Re: Long Continuous proof

$\displaystyle Consider\ SO(2)\subset\ M_{2}(R),\ A\in SO(2) if\ detA = 1. Prove\ that\ SO(2)

is\ a\ closed\ subset\ in\ M_{2}(R)$

there's another part to the question. analysis really is the hardest module. the uni blackboard is really quite a mess of 100s pages just for this module, i just need any help to get me in the right direction thanks :)

Re: Long Continuous proof

Why are you wrapping every thing is [tex] [/tex] ?

**Only put your equations in tex tags, not plain text.**

Re: Long Continuous proof

for me i think it'll be quicker eventually. why does it not read well? any advice for the question though?

Re: Long Continuous proof

Quote:

Originally Posted by

**maxgunn555** why does it not read well? any advice for the question though?

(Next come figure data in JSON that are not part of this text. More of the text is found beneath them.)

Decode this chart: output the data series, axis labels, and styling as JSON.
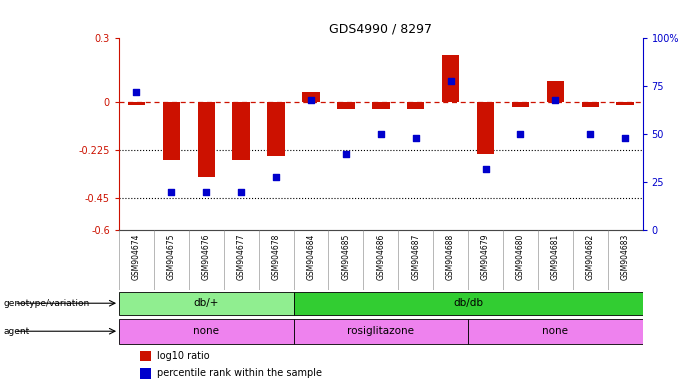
{
  "title": "GDS4990 / 8297",
  "samples": [
    "GSM904674",
    "GSM904675",
    "GSM904676",
    "GSM904677",
    "GSM904678",
    "GSM904684",
    "GSM904685",
    "GSM904686",
    "GSM904687",
    "GSM904688",
    "GSM904679",
    "GSM904680",
    "GSM904681",
    "GSM904682",
    "GSM904683"
  ],
  "log10_ratio": [
    -0.01,
    -0.27,
    -0.35,
    -0.27,
    -0.25,
    0.05,
    -0.03,
    -0.03,
    -0.03,
    0.22,
    -0.24,
    -0.02,
    0.1,
    -0.02,
    -0.01
  ],
  "percentile": [
    72,
    20,
    20,
    20,
    28,
    68,
    40,
    50,
    48,
    78,
    32,
    50,
    68,
    50,
    48
  ],
  "left_ylim": [
    -0.6,
    0.3
  ],
  "right_ylim": [
    0,
    100
  ],
  "left_yticks": [
    -0.6,
    -0.45,
    -0.225,
    0,
    0.3
  ],
  "left_yticklabels": [
    "-0.6",
    "-0.45",
    "-0.225",
    "0",
    "0.3"
  ],
  "right_yticks": [
    0,
    25,
    50,
    75,
    100
  ],
  "right_yticklabels": [
    "0",
    "25",
    "50",
    "75",
    "100%"
  ],
  "dotted_lines": [
    -0.225,
    -0.45
  ],
  "genotype_groups": [
    {
      "label": "db/+",
      "start": 0,
      "end": 5,
      "color": "#90EE90"
    },
    {
      "label": "db/db",
      "start": 5,
      "end": 15,
      "color": "#32CD32"
    }
  ],
  "agent_groups": [
    {
      "label": "none",
      "start": 0,
      "end": 5,
      "color": "#EE82EE"
    },
    {
      "label": "rosiglitazone",
      "start": 5,
      "end": 10,
      "color": "#EE82EE"
    },
    {
      "label": "none",
      "start": 10,
      "end": 15,
      "color": "#EE82EE"
    }
  ],
  "bar_color": "#CC1100",
  "dot_color": "#0000CC",
  "background_color": "#ffffff",
  "legend_items": [
    {
      "color": "#CC1100",
      "label": "log10 ratio"
    },
    {
      "color": "#0000CC",
      "label": "percentile rank within the sample"
    }
  ]
}
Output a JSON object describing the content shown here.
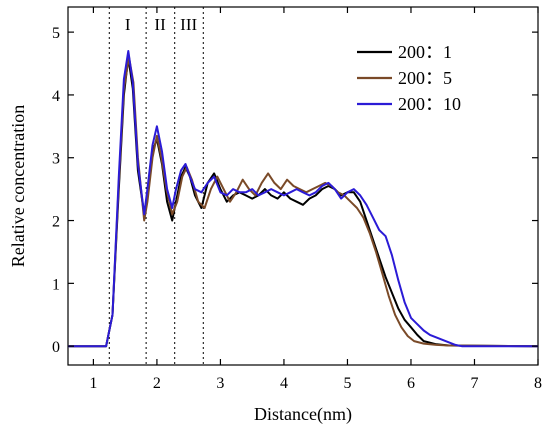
{
  "chart_data": {
    "type": "line",
    "xlabel": "Distance(nm)",
    "ylabel": "Relative concentration",
    "xlim": [
      0.6,
      8
    ],
    "ylim": [
      -0.3,
      5.4
    ],
    "xticks": [
      1,
      2,
      3,
      4,
      5,
      6,
      7,
      8
    ],
    "xtick_labels": [
      "1",
      "2",
      "3",
      "4",
      "5",
      "6",
      "7",
      "8"
    ],
    "yticks": [
      0,
      1,
      2,
      3,
      4,
      5
    ],
    "ytick_labels": [
      "0",
      "1",
      "2",
      "3",
      "4",
      "5"
    ],
    "grid": false,
    "legend_position": "top-right",
    "region_lines": [
      1.25,
      1.83,
      2.28,
      2.73
    ],
    "regions": [
      {
        "label": "I",
        "x": 1.54
      },
      {
        "label": "II",
        "x": 2.05
      },
      {
        "label": "III",
        "x": 2.5
      }
    ],
    "series": [
      {
        "name": "200：1",
        "color": "#000000",
        "x": [
          0.6,
          1.2,
          1.3,
          1.4,
          1.48,
          1.55,
          1.62,
          1.7,
          1.8,
          1.85,
          1.93,
          2.0,
          2.08,
          2.16,
          2.24,
          2.3,
          2.38,
          2.45,
          2.52,
          2.6,
          2.7,
          2.8,
          2.9,
          3.0,
          3.1,
          3.2,
          3.3,
          3.4,
          3.5,
          3.6,
          3.7,
          3.8,
          3.9,
          4.0,
          4.1,
          4.2,
          4.3,
          4.4,
          4.5,
          4.6,
          4.7,
          4.8,
          4.9,
          5.0,
          5.1,
          5.2,
          5.3,
          5.4,
          5.5,
          5.6,
          5.7,
          5.8,
          5.9,
          6.0,
          6.1,
          6.2,
          6.4,
          6.6,
          8.0
        ],
        "y": [
          0,
          0,
          0.5,
          2.5,
          4.0,
          4.6,
          4.1,
          2.8,
          2.1,
          2.4,
          3.1,
          3.3,
          2.9,
          2.3,
          2.0,
          2.3,
          2.7,
          2.85,
          2.7,
          2.4,
          2.2,
          2.6,
          2.75,
          2.5,
          2.3,
          2.4,
          2.45,
          2.4,
          2.35,
          2.4,
          2.5,
          2.4,
          2.35,
          2.45,
          2.35,
          2.3,
          2.25,
          2.35,
          2.4,
          2.5,
          2.55,
          2.5,
          2.4,
          2.45,
          2.45,
          2.3,
          2.0,
          1.7,
          1.4,
          1.1,
          0.85,
          0.6,
          0.42,
          0.3,
          0.18,
          0.08,
          0.03,
          0.01,
          0
        ]
      },
      {
        "name": "200：5",
        "color": "#7a4a28",
        "x": [
          0.6,
          1.2,
          1.3,
          1.4,
          1.48,
          1.56,
          1.63,
          1.7,
          1.8,
          1.85,
          1.93,
          2.0,
          2.07,
          2.15,
          2.24,
          2.32,
          2.4,
          2.47,
          2.55,
          2.65,
          2.75,
          2.85,
          2.95,
          3.05,
          3.15,
          3.25,
          3.35,
          3.45,
          3.55,
          3.65,
          3.75,
          3.85,
          3.95,
          4.05,
          4.15,
          4.25,
          4.35,
          4.45,
          4.55,
          4.65,
          4.75,
          4.85,
          4.95,
          5.05,
          5.15,
          5.25,
          5.35,
          5.45,
          5.55,
          5.65,
          5.75,
          5.85,
          5.95,
          6.05,
          6.2,
          6.4,
          6.6,
          8.0
        ],
        "y": [
          0,
          0,
          0.5,
          2.6,
          4.1,
          4.6,
          4.2,
          3.0,
          2.0,
          2.3,
          3.0,
          3.35,
          3.0,
          2.5,
          2.1,
          2.3,
          2.7,
          2.85,
          2.65,
          2.3,
          2.2,
          2.5,
          2.7,
          2.5,
          2.3,
          2.45,
          2.65,
          2.5,
          2.4,
          2.6,
          2.75,
          2.6,
          2.5,
          2.65,
          2.55,
          2.5,
          2.45,
          2.5,
          2.55,
          2.6,
          2.55,
          2.45,
          2.4,
          2.3,
          2.2,
          2.05,
          1.8,
          1.5,
          1.15,
          0.8,
          0.5,
          0.3,
          0.16,
          0.08,
          0.04,
          0.02,
          0.01,
          0
        ]
      },
      {
        "name": "200：10",
        "color": "#2b1bd6",
        "x": [
          0.6,
          1.2,
          1.3,
          1.4,
          1.48,
          1.55,
          1.62,
          1.7,
          1.8,
          1.85,
          1.93,
          2.0,
          2.08,
          2.16,
          2.24,
          2.3,
          2.38,
          2.45,
          2.52,
          2.6,
          2.7,
          2.8,
          2.9,
          3.0,
          3.1,
          3.2,
          3.3,
          3.4,
          3.5,
          3.6,
          3.7,
          3.8,
          3.9,
          4.0,
          4.1,
          4.2,
          4.3,
          4.4,
          4.5,
          4.6,
          4.7,
          4.8,
          4.9,
          5.0,
          5.1,
          5.2,
          5.3,
          5.4,
          5.5,
          5.6,
          5.7,
          5.8,
          5.9,
          6.0,
          6.1,
          6.2,
          6.3,
          6.5,
          6.7,
          6.8,
          8.0
        ],
        "y": [
          0,
          0,
          0.5,
          2.7,
          4.25,
          4.7,
          4.2,
          2.9,
          2.1,
          2.5,
          3.2,
          3.5,
          3.1,
          2.5,
          2.2,
          2.5,
          2.8,
          2.9,
          2.7,
          2.5,
          2.45,
          2.6,
          2.7,
          2.45,
          2.4,
          2.5,
          2.45,
          2.45,
          2.5,
          2.4,
          2.45,
          2.5,
          2.45,
          2.4,
          2.45,
          2.5,
          2.45,
          2.4,
          2.45,
          2.55,
          2.6,
          2.5,
          2.35,
          2.45,
          2.5,
          2.4,
          2.25,
          2.05,
          1.85,
          1.75,
          1.45,
          1.05,
          0.7,
          0.45,
          0.35,
          0.25,
          0.18,
          0.1,
          0.02,
          0,
          0
        ]
      }
    ]
  }
}
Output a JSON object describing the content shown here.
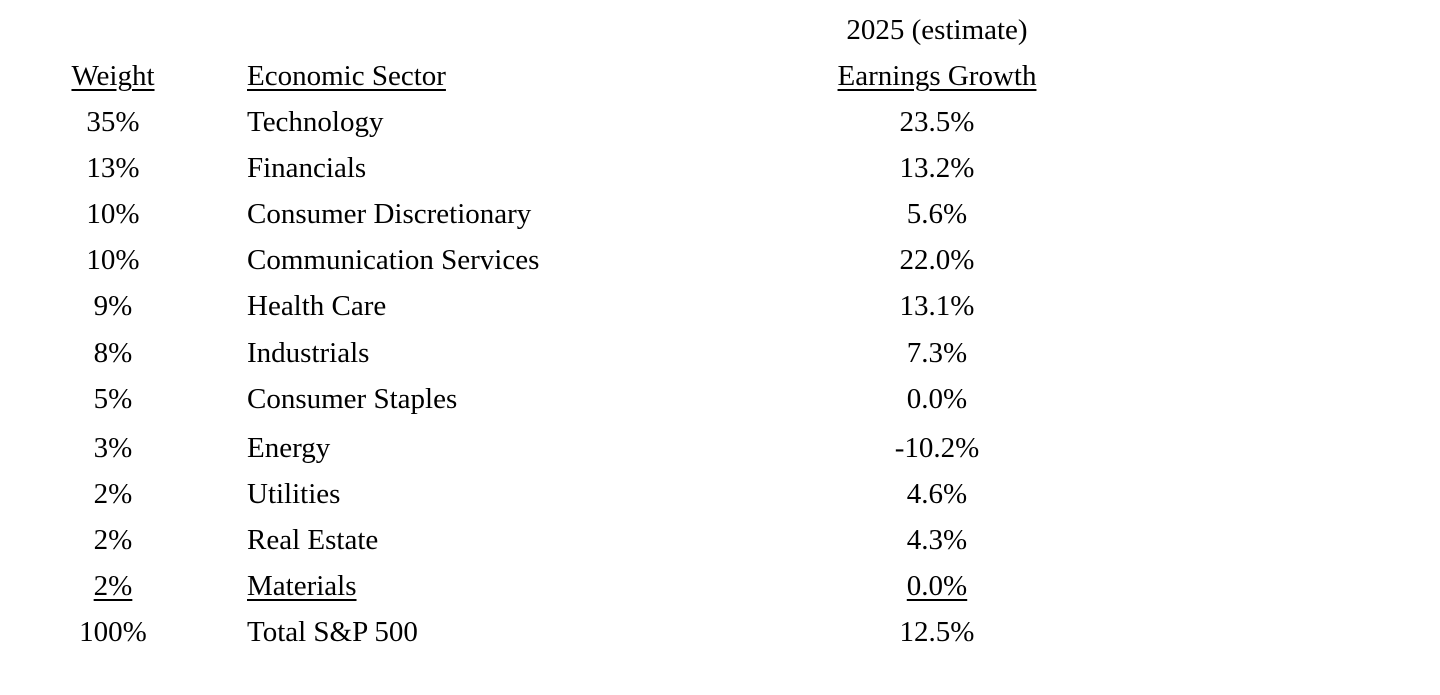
{
  "table": {
    "header_note": "2025 (estimate)",
    "columns": [
      "Weight",
      "Economic Sector",
      "Earnings Growth"
    ],
    "rows": [
      [
        "35%",
        "Technology",
        "23.5%"
      ],
      [
        "13%",
        "Financials",
        "13.2%"
      ],
      [
        "10%",
        "Consumer Discretionary",
        "5.6%"
      ],
      [
        "10%",
        "Communication Services",
        "22.0%"
      ],
      [
        "9%",
        "Health Care",
        "13.1%"
      ],
      [
        "8%",
        "Industrials",
        "7.3%"
      ],
      [
        "5%",
        "Consumer Staples",
        "0.0%"
      ],
      [
        "3%",
        "Energy",
        "-10.2%"
      ],
      [
        "2%",
        "Utilities",
        "4.6%"
      ],
      [
        "2%",
        "Real Estate",
        "4.3%"
      ],
      [
        "2%",
        "Materials",
        "0.0%"
      ]
    ],
    "total": [
      "100%",
      "Total S&P 500",
      "12.5%"
    ]
  }
}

Well, I for one will bother to read through it.

I started to edit it but gave up.

I doubt many will be willing to deal with it.

Re: Long Continuous proof

yeah you're right, you can't have letters written like they're maths letters its look weird and is quicker not to.

Re: Long Continuous proof

Re: Long Continuous proof

the point is, det is a function from $\displaystyle \mathbb{R}^4\to \mathbb{R}$. you should already know that s(x,y) = x+y is continuous from $\displaystyle \mathbb{R}^2\to \mathbb{R}$, and that p(x,y) = xy is continuous from $\displaystyle \mathbb{R}^2\to \mathbb{R}$.

so det(a,b,c,d) = s(p(a,d),-p(b,c)), which is a composition of continuous maps, yes?